Diagram of simplified view of activity through the direct and indirect pathways highlighting some connections of the GPe. Cortical neurons provide excitatory inputs to D1r- or D2r-expressing SPNs that give rise to the direct and indirect striatal pathways to the output pathways of the basal arising from GABAergic neurons in the GPi and SNr. These output neurons are tonically active, providing inhibitory input to circuits engaged in movement including the thalamus, superior colliculus (SC) and midbrain locomotor region (MLS). (A) Activity through the direct pathway: Cortical excitatory input to dSPNs (D1) provides direct inhibition of GPi/SNr neurons to disinhibit their targets in the thalamus, superior colliculus (SC) and midbrain locomotor region (MLR) (Chevalier et al., 1985).

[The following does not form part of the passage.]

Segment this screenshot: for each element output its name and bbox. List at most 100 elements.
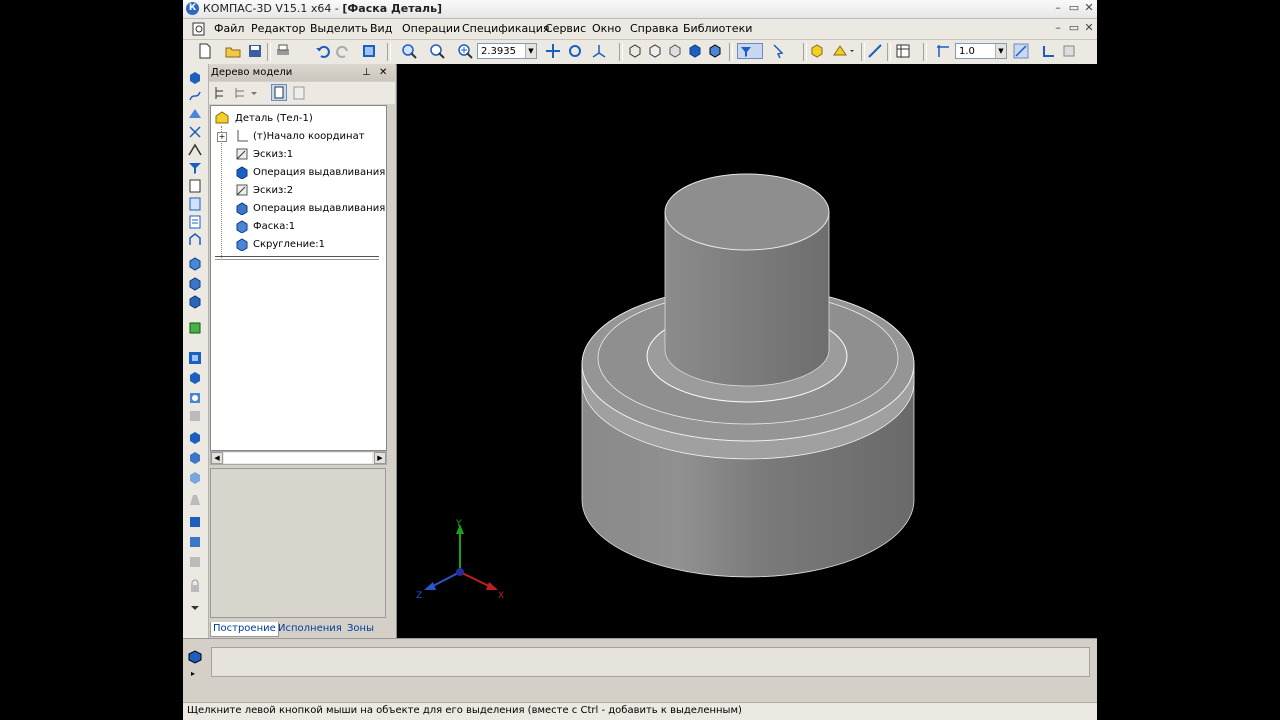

Prototypical GPe neurons are tonically active and provide inhibitory inputs to the subthalamic nucleus (STN) and GPi/SNr, which also contribute to disinhibition of basal ganglia targets. (B) Activity in the indirect pathway may have opponent effects on the direct pathway at multiple sites. (1) iSPNs may directly inhibit activity of neighboring dSPNs through collateral axons (Czubayko and Plenz, 2002; Taverna et al., 2008; Matamales et al., 2020). (2) The original indirect pathway circuit involves activity of iSPNs provide inhibition of prototypical GPe (ProtoP) neurons, which are tonically active, resulting in disinhibition of the STN and increased inhibition of basal ganglia targets (Pamukcu et al., 2020). (3) iSPN inhibition of ProtoGPe neurons also disinhibits Arkypallidal (ArkyP) neurons, which provide inhibitory inputs selectively to dSPNs resulting in suppression of movement (Aristieta et al., 2021; Cui et al., 2021a,b). (4) The hyper-direct pathway from the cerebral cortex directly to the STN provides an additional mechanism to increase the inhibitory output of the basal ganglia.